A group of about 50 men, all who appeared to be University of Ghana students, were beating the thief in a field as others gathered at a safe distance to watch. By the time we arrived on the scene, the victim of the mob was on the ground receiving a series of brutal kicks. A few individuals took thick branches and, even though I stood at a distance, I could hear the thumps as they struck his body. Others took off their belts in order to lash him and some used their shoes to protect their hands as they mercilessly beat him. Most just used their bare hands to pummel the supposed thief.

Then, to my horror, they dragged the thief across the field as if he were the remains of an animal sacrifice. After they finished dragging him, they continued to beat him until the campus security officers drove up in their truck, sauntered over in an almost leisurely fashion, broke up the group and carried the man into the bed of their truck. Even as the man sat in the truck bed, men lashed at him from a distance with belts and branches. The truck drove past me, and I saw the thief — who was miraculously conscious — with a thoroughly bloodied and mangled face. If he wasn’t a University of Ghana student, then he definitely appeared to be the same age as an average student.
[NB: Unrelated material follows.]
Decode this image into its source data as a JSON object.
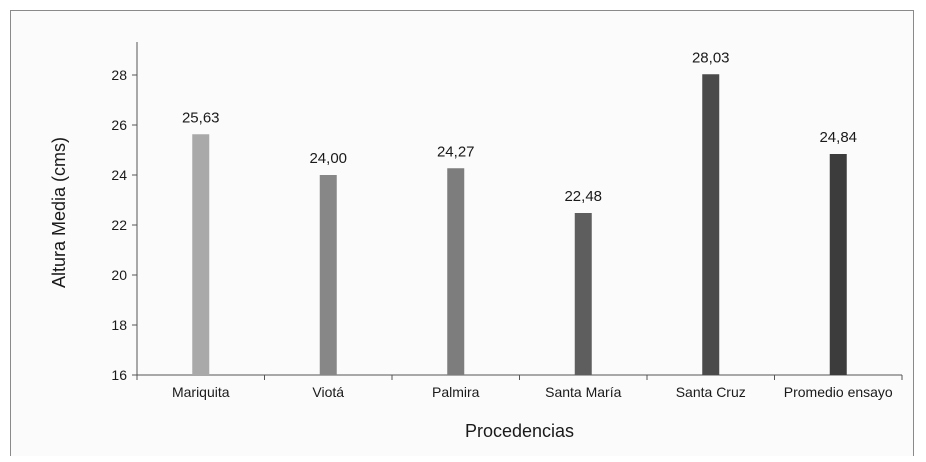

Regardless of whether or not this man was a thief, I don’t personally believe there’s anything he could have stolen that would have merited the violence I witnessed.

The worst part of this experience was not the brutality itself. The worst part was not that the police force is so corrupt that Ghanaians feel as though lynching is the only legitimate way to seek justice. The worst part was not watching men sing, dance or even laugh as their fellow Ghanaian was endlessly beaten, and the worst part was not watching these same men leave the scene of the incident and go on with their business as though nothing had happened. The worst part was not the fact that this incident occurred on campus, which made me rethink how safe I feel in the place that I’ve come to consider home.

The worst part was the complete feeling of helplessness as I watched this scene unfold. I kept saying over and over again that we had to do something, that we couldn’t just stand there and watch the violence.

“But there’s nothing we can do,” my friend responded to my words.

And she was right.

I always believed that, if I saw violence of that nature taking place, I would step in and do my best to end it. I never imagined myself standing there, watching a man being beaten nearly to death, trying my hardest to be numb. But when your safety is compromised, what can you do? How can you stand up to what you perceive to be an act of injustice when the community perceives that same act as their only true form of justice?

It devastates me that, at least while I’m in West Africa, my decisions have to be thought of in those terms.